Segundo. El BMK es una alternativa de reestructuración organizacional que, bien combinada con el desarrollo organizacional, la reingeniería de procesos, la planeación estratégica y los sistemas de administración de la calidad, puede llevar a las organizaciones a mejores estándares de desempeño en los mercados, contribuyendo de esa manera a elevar los perfiles de competitividad de la empresa.

 

Tercero. Dependiendo de su enfoque y aplicación, el BMK puede hacerse tanto al interior como al exterior de la empresa, incluso en términos de los denominados sectores industriales.

 

Cuarto. En México, los estudios de BMK no son aún aplicados con éxito debido a la “cultura” de los dirigentes empresariales que ven con recelo todo aquello que tenga que ver con las comparaciones, ya que incluso éstas son mal vistas hasta en la vida personal. Sin embargo, la existencia de un código de ética que rige tanto la moralidad como la práctica profesional en materia de BMK y que bien pueden auxiliar a su implantación gradual, toda vez que sus beneficios son positivos para todos.

 

 



[1] Paper de circulación interna para apoyo del curso Mercadotecnia II; Facultad de Contaduría y Administración, Licenciatura en administración de empresas, Universidad Veracruzana, Xalapa, Veracruz, Marzo de 2002. Cuauhtémoc Molina García.

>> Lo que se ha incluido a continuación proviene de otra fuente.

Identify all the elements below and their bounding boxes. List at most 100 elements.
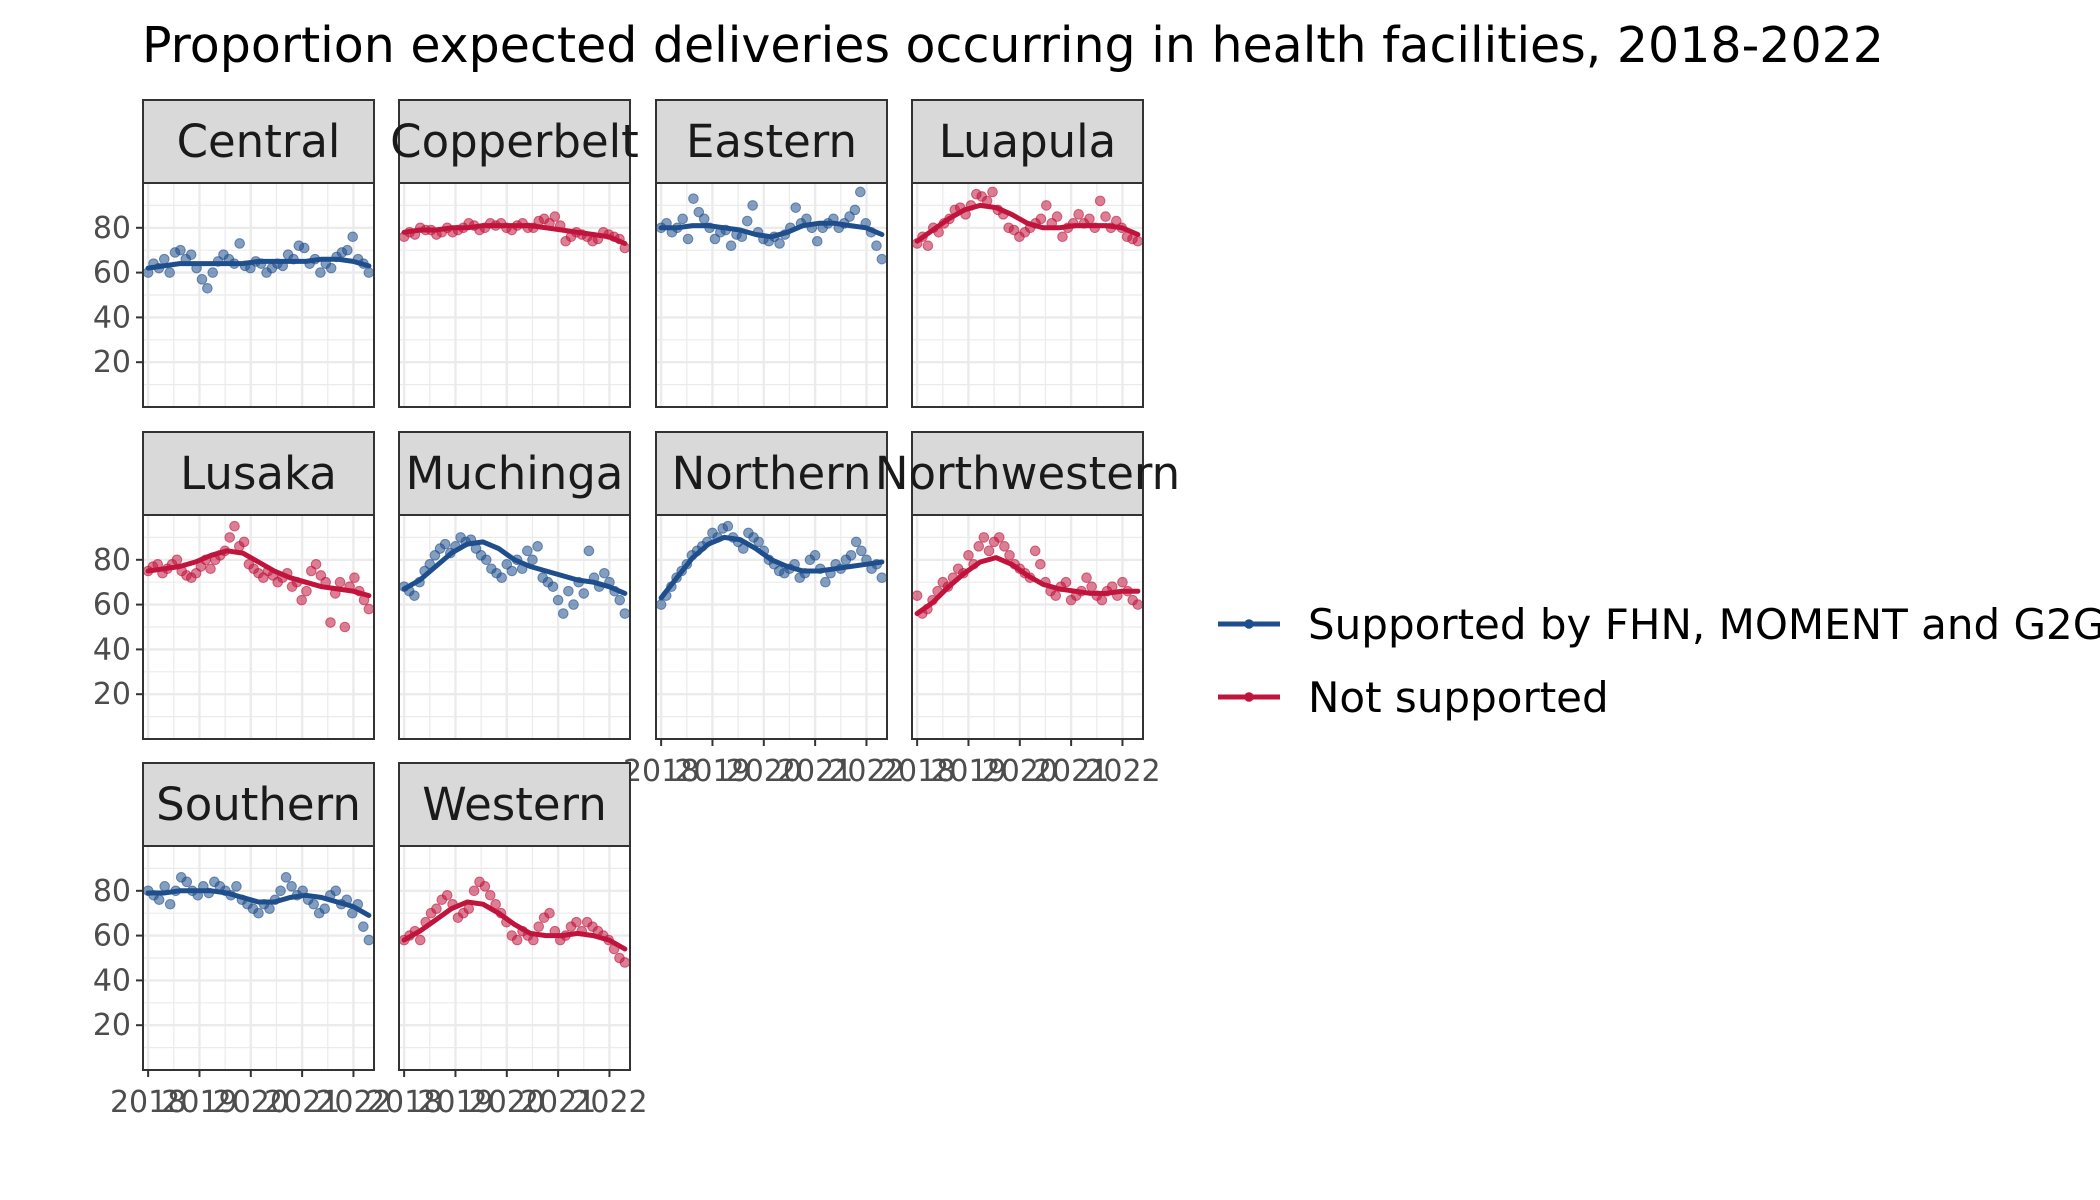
data-point: [1051, 211, 1063, 222]
panel-border: [398, 182, 631, 408]
panel-border: [398, 514, 631, 740]
facet-strip-label: Lusaka: [180, 447, 337, 500]
data-point: [275, 885, 286, 897]
data-point: [725, 240, 737, 252]
data-point: [1057, 231, 1068, 243]
data-point: [441, 889, 453, 901]
x-tick-label: 2022: [315, 1085, 391, 1120]
data-point: [363, 603, 375, 615]
y-tick-label: 20: [93, 1008, 131, 1043]
data-point: [1094, 195, 1106, 207]
facet-strip-label: Luapula: [939, 115, 1117, 168]
x-tick-label: 2020: [469, 1085, 545, 1120]
x-tick-label: 2018: [110, 1085, 186, 1120]
facet-strip-label: Eastern: [686, 115, 857, 168]
data-point: [871, 240, 882, 252]
data-point: [414, 934, 426, 946]
series-line: [914, 202, 1141, 244]
data-point: [1004, 550, 1015, 561]
facet-strip-label: Western: [422, 778, 607, 831]
data-point: [431, 903, 442, 915]
data-point: [999, 541, 1010, 552]
data-point: [578, 588, 590, 599]
series-line: [145, 888, 372, 918]
y-tick-label: 80: [93, 543, 131, 578]
y-tick-label: 80: [93, 211, 131, 246]
data-point: [1029, 545, 1041, 557]
chart-title: Proportion expected deliveries occurring…: [142, 17, 1884, 74]
series-line: [658, 220, 885, 240]
facet-strip: [142, 431, 375, 516]
data-point: [856, 545, 867, 557]
data-point: [339, 621, 351, 633]
data-point: [325, 262, 337, 274]
data-point: [993, 532, 1005, 543]
data-point: [753, 536, 764, 548]
data-point: [308, 898, 319, 910]
data-point: [522, 545, 533, 557]
data-point: [922, 240, 934, 252]
legend-item-not-supported: Not supported: [1218, 673, 1609, 722]
data-point: [741, 215, 753, 227]
data-point: [330, 885, 342, 897]
data-point: [496, 572, 507, 584]
data-point: [599, 567, 610, 579]
data-point: [527, 554, 538, 566]
data-point: [181, 876, 193, 888]
data-point: [1100, 211, 1111, 222]
data-point: [310, 558, 322, 570]
data-point: [571, 916, 582, 928]
panel-border: [911, 182, 1144, 408]
panel-border: [655, 182, 888, 408]
facet-strip-label: Muchinga: [406, 447, 624, 500]
series-line: [145, 548, 372, 599]
data-point: [552, 594, 564, 606]
data-point: [264, 903, 275, 915]
data-point: [301, 585, 312, 597]
data-point: [185, 249, 197, 260]
data-point: [698, 213, 710, 225]
x-tick-label: 2021: [1033, 754, 1109, 789]
data-point: [563, 585, 574, 597]
data-point: [439, 538, 451, 550]
facet-strip-label: Southern: [156, 778, 361, 831]
data-point: [506, 565, 518, 577]
y-tick-label: 60: [93, 919, 131, 954]
data-point: [677, 213, 688, 225]
data-point: [347, 231, 359, 243]
data-point: [286, 881, 297, 892]
y-tick-label: 20: [93, 345, 131, 380]
legend-key-point: [1244, 619, 1254, 629]
y-tick-label: 20: [93, 677, 131, 712]
facet-strip: [911, 431, 1144, 516]
legend-label: Not supported: [1308, 673, 1609, 722]
data-point: [175, 244, 186, 256]
data-point: [1132, 235, 1144, 247]
data-point: [1117, 576, 1128, 588]
x-tick-label: 2020: [982, 754, 1058, 789]
data-point: [409, 590, 420, 601]
data-point: [614, 594, 626, 606]
data-point: [747, 200, 758, 211]
data-point: [790, 202, 802, 213]
panel-border: [911, 514, 1144, 740]
data-point: [164, 898, 176, 910]
data-point: [809, 550, 821, 561]
data-point: [363, 934, 375, 946]
data-point: [549, 211, 561, 222]
data-point: [533, 921, 545, 932]
data-point: [682, 233, 694, 245]
data-point: [1073, 209, 1084, 220]
panel-border: [142, 845, 375, 1071]
data-point: [1035, 558, 1046, 570]
facet-strip-label: Northwestern: [875, 447, 1180, 500]
facet-panel-central: Central 20 40 60 80: [93, 99, 375, 408]
data-point: [479, 881, 491, 892]
facet-strip-label: Central: [177, 115, 341, 168]
facet-strip: [655, 431, 888, 516]
data-point: [202, 282, 213, 294]
data-point: [315, 267, 326, 278]
data-point: [544, 907, 555, 919]
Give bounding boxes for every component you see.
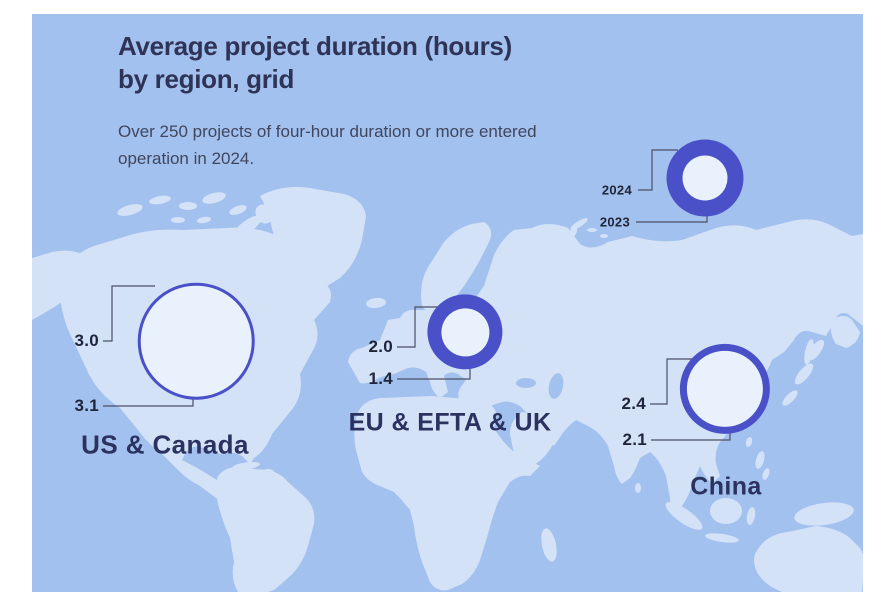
region-bubble-inner	[440, 307, 490, 357]
landmass-oceania	[665, 437, 863, 592]
region-bubble-us-canada	[137, 282, 255, 400]
landmass-south-america	[216, 467, 315, 592]
region-bubble-inner	[686, 350, 764, 428]
region-bubble-inner	[140, 285, 252, 397]
legend-inner-label: 2023	[599, 214, 630, 230]
landmass-africa	[354, 396, 557, 591]
legend-bubble	[666, 139, 744, 217]
value-label-us-2024: 3.0	[74, 331, 99, 350]
region-bubble-eu-efta-uk	[427, 294, 503, 370]
region-bubble-china	[679, 343, 771, 435]
value-label-china-2023: 2.1	[622, 430, 647, 449]
value-label-us-2023: 3.1	[74, 396, 99, 415]
region-name-china: China	[690, 472, 762, 501]
landmass-greenland	[260, 187, 386, 309]
chart-subtitle: Over 250 projects of four-hour duration …	[118, 122, 537, 168]
chart-title: Average project duration (hours) by regi…	[118, 31, 512, 94]
chart-card: Average project duration (hours) by regi…	[32, 14, 863, 592]
inland-seas	[516, 373, 564, 399]
legend-ring-label: 2024	[601, 182, 632, 198]
region-name-eu-efta-uk: EU & EFTA & UK	[348, 408, 552, 437]
legend-bubble-inner	[682, 155, 728, 201]
value-label-eu-2024: 2.0	[368, 337, 393, 356]
region-name-us-canada: US & Canada	[81, 429, 249, 460]
value-label-eu-2023: 1.4	[368, 369, 393, 388]
value-label-china-2024: 2.4	[621, 394, 646, 413]
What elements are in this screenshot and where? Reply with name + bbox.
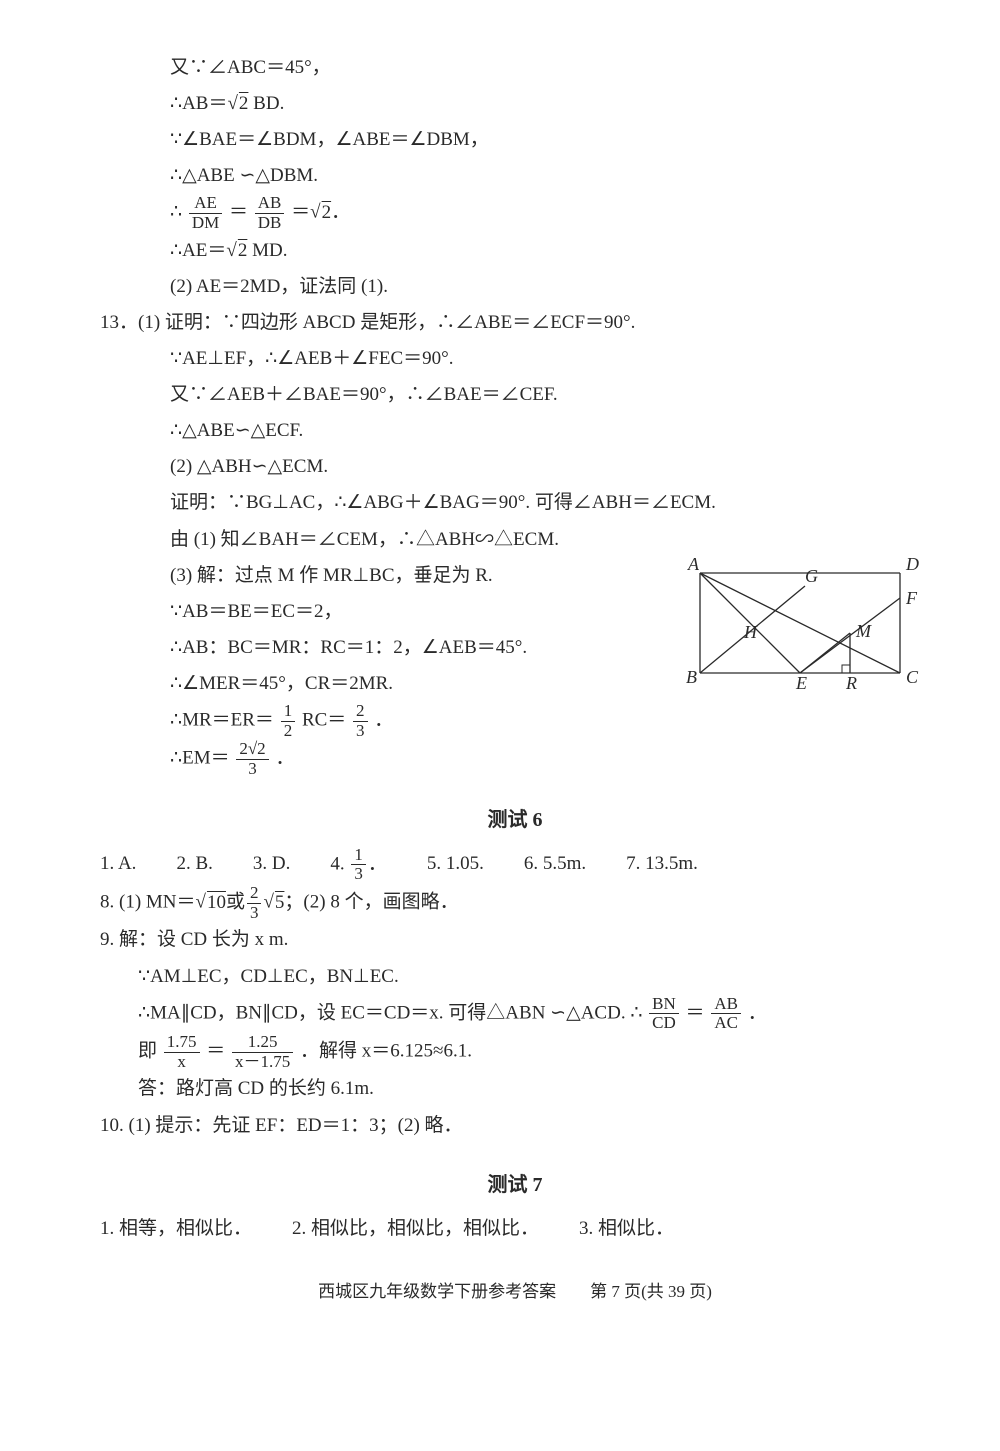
txt: ∴: [170, 202, 182, 223]
p13-l13: ∴EM＝ 2√23 ．: [100, 740, 680, 778]
t6-q10: 10. (1) 提示：先证 EF：ED＝1：3；(2) 略．: [100, 1108, 930, 1144]
t6-q9-l2: ∵AM⊥EC，CD⊥EC，BN⊥EC.: [100, 959, 930, 995]
p13-l7: 由 (1) 知∠BAH＝∠CEM，∴△ABH∽△ECM.: [100, 522, 930, 558]
section-title-6: 测试 6: [100, 803, 930, 832]
txt: ∴MR＝ER＝: [170, 710, 274, 731]
t7-a2: 2. 相似比，相似比，相似比．: [292, 1211, 539, 1247]
t6-q9-l3: ∴MA∥CD，BN∥CD，设 EC＝CD＝x. 可得△ABN ∽△ACD. ∴ …: [100, 995, 930, 1033]
txt: MD.: [252, 240, 287, 261]
txt: ＝: [229, 202, 248, 223]
svg-text:H: H: [743, 622, 758, 642]
txt: ∴AE＝: [170, 240, 226, 261]
frac: ABDB: [255, 194, 285, 232]
txt: RC＝: [302, 710, 346, 731]
p12-l5: ∴ AEDM ＝ ABDB ＝√2．: [100, 194, 930, 232]
frac: AEDM: [189, 194, 222, 232]
p12-l3: ∵∠BAE＝∠BDM，∠ABE＝∠DBM，: [100, 122, 930, 158]
t6-a3: 3. D.: [253, 846, 290, 884]
txt: ．: [331, 202, 350, 223]
t6-q9-l1: 9. 解：设 CD 长为 x m.: [100, 922, 930, 958]
p13-l3: 又∵∠AEB＋∠BAE＝90°，∴∠BAE＝∠CEF.: [100, 377, 930, 413]
frac: 23: [353, 702, 368, 740]
t6-a6: 6. 5.5m.: [524, 846, 586, 884]
p13-l1: 13．(1) 证明：∵四边形 ABCD 是矩形，∴∠ABE＝∠ECF＝90°.: [100, 305, 930, 341]
t6-a7: 7. 13.5m.: [626, 846, 698, 884]
t6-q9-l4: 即 1.75x ＝ 1.25x－1.75 ．解得 x＝6.125≈6.1.: [100, 1033, 930, 1071]
sqrt-val: 2: [321, 202, 332, 223]
t6-a1: 1. A.: [100, 846, 136, 884]
page-footer: 西城区九年级数学下册参考答案 第 7 页(共 39 页): [100, 1277, 930, 1302]
t6-q9-l5: 答：路灯高 CD 的长约 6.1m.: [100, 1071, 930, 1107]
geometry-diagram: A D B C E R F G H M: [680, 558, 930, 779]
sqrt-val: 2: [238, 93, 249, 114]
footer-left: 西城区九年级数学下册参考答案: [318, 1282, 556, 1301]
sqrt-val: 2: [237, 240, 248, 261]
p12-l7: (2) AE＝2MD，证法同 (1).: [100, 269, 930, 305]
svg-text:E: E: [795, 673, 807, 693]
t7-a1: 1. 相等，相似比．: [100, 1211, 252, 1247]
t7-a3: 3. 相似比．: [579, 1211, 674, 1247]
t7-row1: 1. 相等，相似比． 2. 相似比，相似比，相似比． 3. 相似比．: [100, 1211, 930, 1247]
t6-a5: 5. 1.05.: [427, 846, 484, 884]
p12-l4: ∴△ABE ∽△DBM.: [100, 158, 930, 194]
txt: ＝: [291, 202, 310, 223]
txt: ．: [275, 748, 294, 769]
p13-l12: ∴MR＝ER＝ 12 RC＝ 23 ．: [100, 702, 680, 740]
txt: ．: [374, 710, 393, 731]
p13-l6: 证明：∵BG⊥AC，∴∠ABG＋∠BAG＝90°. 可得∠ABH＝∠ECM.: [100, 485, 930, 521]
section-title-7: 测试 7: [100, 1168, 930, 1197]
p13-l10: ∴AB：BC＝MR：RC＝1：2，∠AEB＝45°.: [100, 630, 680, 666]
p12-l1: 又∵∠ABC＝45°，: [100, 50, 930, 86]
txt: ∴AB＝: [170, 93, 227, 114]
svg-text:R: R: [845, 673, 857, 693]
p13-l5: (2) △ABH∽△ECM.: [100, 449, 930, 485]
t6-a2: 2. B.: [176, 846, 212, 884]
svg-text:C: C: [906, 667, 919, 687]
svg-text:G: G: [805, 566, 818, 586]
p13-l2: ∵AE⊥EF，∴∠AEB＋∠FEC＝90°.: [100, 341, 930, 377]
frac: 2√23: [236, 740, 268, 778]
p12-l6: ∴AE＝√2 MD.: [100, 233, 930, 269]
svg-text:M: M: [855, 621, 872, 641]
footer-right: 第 7 页(共 39 页): [590, 1282, 712, 1301]
txt: ∴EM＝: [170, 748, 230, 769]
t6-a8: 8. (1) MN＝√10或23√5；(2) 8 个，画图略．: [100, 884, 930, 922]
t6-a4: 4. 13．: [330, 846, 387, 884]
p12-l2: ∴AB＝√2 BD.: [100, 86, 930, 122]
p13-l8: (3) 解：过点 M 作 MR⊥BC，垂足为 R.: [100, 558, 680, 594]
svg-text:A: A: [687, 558, 700, 574]
frac: 12: [281, 702, 296, 740]
p13-l9: ∵AB＝BE＝EC＝2，: [100, 594, 680, 630]
svg-text:B: B: [686, 667, 697, 687]
p13-l4: ∴△ABE∽△ECF.: [100, 413, 930, 449]
t6-row1: 1. A. 2. B. 3. D. 4. 13． 5. 1.05. 6. 5.5…: [100, 846, 930, 884]
svg-text:D: D: [905, 558, 919, 574]
svg-text:F: F: [905, 588, 918, 608]
p13-l11: ∴∠MER＝45°，CR＝2MR.: [100, 666, 680, 702]
txt: BD.: [253, 93, 284, 114]
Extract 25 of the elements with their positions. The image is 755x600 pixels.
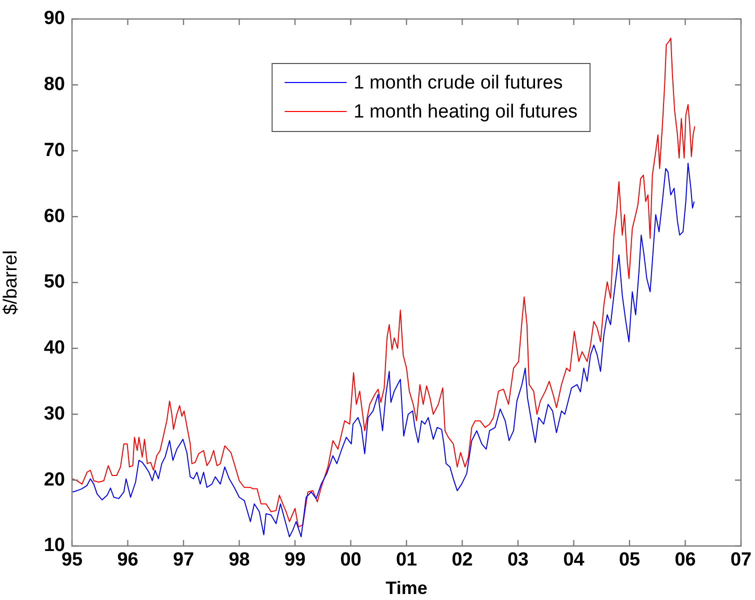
y-tick-label: 60 [44, 206, 65, 227]
x-tick-label: 00 [340, 550, 362, 571]
x-tick-label: 98 [228, 550, 250, 571]
x-tick-label: 95 [61, 550, 83, 571]
y-tick-label: 20 [44, 469, 65, 490]
x-tick-label: 03 [507, 550, 529, 571]
y-tick-label: 30 [44, 403, 65, 424]
x-tick-label: 07 [730, 550, 752, 571]
y-tick-label: 80 [44, 74, 65, 96]
y-tick-label: 90 [44, 8, 65, 30]
x-axis-title: Time [386, 578, 428, 598]
x-tick-label: 97 [172, 550, 194, 571]
x-tick-label: 06 [674, 550, 696, 571]
y-tick-label: 50 [44, 272, 65, 293]
x-tick-label: 99 [284, 550, 306, 571]
y-tick-label: 40 [44, 338, 65, 359]
x-tick-label: 96 [117, 550, 138, 571]
x-tick-label: 05 [618, 550, 640, 571]
x-tick-label: 02 [452, 550, 473, 571]
legend-label: 1 month heating oil futures [354, 102, 578, 123]
y-tick-label: 70 [44, 140, 65, 161]
x-tick-label: 01 [396, 550, 418, 571]
y-axis-title: $/barrel [0, 250, 22, 315]
x-tick-label: 04 [563, 550, 585, 571]
legend-label: 1 month crude oil futures [354, 72, 563, 94]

[2] Arellano C. Rolando, Marketing Enfoque América Latina; McGraw Hill, México, 2000. p. 467.

[3] Ver Boxwell, Robert J; Benchmarking para competir con ventaja; McGraw Hill, España, 1995.

[4] Spendolini, Michael J; Benchmarking; Grupo Editorial Norma, México, 1994.

[5] Tomado de www.her.itesm.mx/dge/manufactura/topicos/benchmarking.htm, trabajo elaborado por Gustavo Morales, Gerente de Proyectos de Cargo Expreso, S.A., Guatemala, C.A.

 

[6] Se recomienda la obra de David Carlos Colunga Administración para Calidad: Cómo hacer competitiva a nivel mundial a una empresa mexicana; Editorial Panorama, México, 1995.